It’s always interested me to notice that composers of film music have managed to help people tolerate dissonance in a way in which composers of concert music haven’t. In the case of film music, of course, there is always the film itself to distract someone’s ear from the music but, on the other hand, the music is there to enhance the film and to make emotions – and even thoughts – clearer and more expressive than they would be without the music. So we do indeed hear the music. These days film music is often the only music of the orchestral tradition that we want to hear. Listening to the score in the absence of the film can be a rewarding and enjoyable experience. Contemporary film music, for many people, is occupying a place that can no longer be filled by the music of composers who write solely for the concert hall. Most of us want music that touches our heart, and most contemporary ‘serious’ music can no longer do this.
2 thoughts on “Film Music”
i agree, it seems these days people only really hear orchestral music when it is accompanying a film.
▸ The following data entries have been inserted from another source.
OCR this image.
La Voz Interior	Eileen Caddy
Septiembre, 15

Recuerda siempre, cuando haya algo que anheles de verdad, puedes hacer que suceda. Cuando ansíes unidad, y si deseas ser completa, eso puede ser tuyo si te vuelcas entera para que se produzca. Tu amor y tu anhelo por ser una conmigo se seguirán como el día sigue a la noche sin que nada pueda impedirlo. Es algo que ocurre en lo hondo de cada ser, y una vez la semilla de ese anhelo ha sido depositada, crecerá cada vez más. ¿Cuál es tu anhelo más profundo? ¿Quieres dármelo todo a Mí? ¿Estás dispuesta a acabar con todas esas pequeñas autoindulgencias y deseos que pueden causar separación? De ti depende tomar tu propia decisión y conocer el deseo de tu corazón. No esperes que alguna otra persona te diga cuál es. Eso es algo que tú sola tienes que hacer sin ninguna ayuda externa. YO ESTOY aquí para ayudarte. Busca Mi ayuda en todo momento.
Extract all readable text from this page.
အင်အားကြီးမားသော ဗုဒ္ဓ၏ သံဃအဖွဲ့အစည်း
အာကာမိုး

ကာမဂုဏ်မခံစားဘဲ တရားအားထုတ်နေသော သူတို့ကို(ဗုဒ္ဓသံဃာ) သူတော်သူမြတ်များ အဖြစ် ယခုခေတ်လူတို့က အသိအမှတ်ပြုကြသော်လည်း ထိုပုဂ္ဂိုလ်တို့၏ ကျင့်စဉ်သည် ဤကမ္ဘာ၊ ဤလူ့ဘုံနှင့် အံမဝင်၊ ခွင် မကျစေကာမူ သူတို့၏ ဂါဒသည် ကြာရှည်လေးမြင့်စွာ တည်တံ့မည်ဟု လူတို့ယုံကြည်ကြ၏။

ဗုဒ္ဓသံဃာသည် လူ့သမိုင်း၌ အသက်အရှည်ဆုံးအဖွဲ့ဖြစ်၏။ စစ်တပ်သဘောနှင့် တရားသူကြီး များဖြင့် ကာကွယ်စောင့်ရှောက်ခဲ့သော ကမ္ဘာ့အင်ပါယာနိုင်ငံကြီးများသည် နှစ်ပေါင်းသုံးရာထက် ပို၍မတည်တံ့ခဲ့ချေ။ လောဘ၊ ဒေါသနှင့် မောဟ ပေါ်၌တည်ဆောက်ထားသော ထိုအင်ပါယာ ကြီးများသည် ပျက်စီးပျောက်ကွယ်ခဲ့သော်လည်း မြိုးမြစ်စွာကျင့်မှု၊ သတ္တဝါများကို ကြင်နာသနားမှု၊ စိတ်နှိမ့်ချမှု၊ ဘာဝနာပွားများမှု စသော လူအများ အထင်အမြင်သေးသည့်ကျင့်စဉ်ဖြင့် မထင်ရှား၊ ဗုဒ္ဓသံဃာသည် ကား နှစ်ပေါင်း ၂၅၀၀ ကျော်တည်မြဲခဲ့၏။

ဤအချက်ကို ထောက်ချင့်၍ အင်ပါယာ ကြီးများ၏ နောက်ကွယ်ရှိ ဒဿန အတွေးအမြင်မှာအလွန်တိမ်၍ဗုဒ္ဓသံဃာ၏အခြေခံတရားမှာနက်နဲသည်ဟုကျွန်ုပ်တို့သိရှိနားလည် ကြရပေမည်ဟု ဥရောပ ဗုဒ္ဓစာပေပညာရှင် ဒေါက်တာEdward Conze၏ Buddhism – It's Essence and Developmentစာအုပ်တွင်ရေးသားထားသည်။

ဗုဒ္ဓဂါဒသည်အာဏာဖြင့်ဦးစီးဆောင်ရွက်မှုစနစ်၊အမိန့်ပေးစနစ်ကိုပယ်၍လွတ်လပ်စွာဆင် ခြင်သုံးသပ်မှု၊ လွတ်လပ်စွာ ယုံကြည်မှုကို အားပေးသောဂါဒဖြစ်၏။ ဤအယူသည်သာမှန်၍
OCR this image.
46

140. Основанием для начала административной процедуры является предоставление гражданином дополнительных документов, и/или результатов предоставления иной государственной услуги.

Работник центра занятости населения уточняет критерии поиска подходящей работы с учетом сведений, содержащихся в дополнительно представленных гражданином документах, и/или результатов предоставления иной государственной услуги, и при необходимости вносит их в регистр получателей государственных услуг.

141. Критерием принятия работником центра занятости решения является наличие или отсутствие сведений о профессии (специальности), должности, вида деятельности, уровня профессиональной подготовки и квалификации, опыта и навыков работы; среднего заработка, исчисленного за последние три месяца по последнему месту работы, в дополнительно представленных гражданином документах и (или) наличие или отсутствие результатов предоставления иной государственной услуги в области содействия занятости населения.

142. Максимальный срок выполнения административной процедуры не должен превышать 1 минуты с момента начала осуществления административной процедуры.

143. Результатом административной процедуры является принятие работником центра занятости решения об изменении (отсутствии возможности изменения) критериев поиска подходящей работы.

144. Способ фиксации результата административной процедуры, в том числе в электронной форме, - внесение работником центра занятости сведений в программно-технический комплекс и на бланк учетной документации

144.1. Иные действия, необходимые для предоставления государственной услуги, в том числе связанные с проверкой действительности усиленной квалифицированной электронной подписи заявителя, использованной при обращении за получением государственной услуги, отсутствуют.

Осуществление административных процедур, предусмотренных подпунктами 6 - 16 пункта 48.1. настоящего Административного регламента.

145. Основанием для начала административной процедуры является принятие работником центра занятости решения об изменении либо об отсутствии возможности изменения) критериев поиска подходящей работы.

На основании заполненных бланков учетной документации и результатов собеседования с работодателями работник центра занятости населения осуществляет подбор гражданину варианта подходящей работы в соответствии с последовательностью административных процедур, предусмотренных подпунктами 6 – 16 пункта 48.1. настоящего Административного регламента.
However is it that people do not want to hear orchestral music or is it simply the lack of a decent stage in which to present itself?
it seems to me that other than the occasional proms broadcast on the BBC, orchestral music gets virtually no exposure from the media.
Thanks for your reply Clive. It’s my feeling that if more music were written in the orchestral tradition to which people actually wanted to listen then there’d be more exposure of it simply in response to popular demand.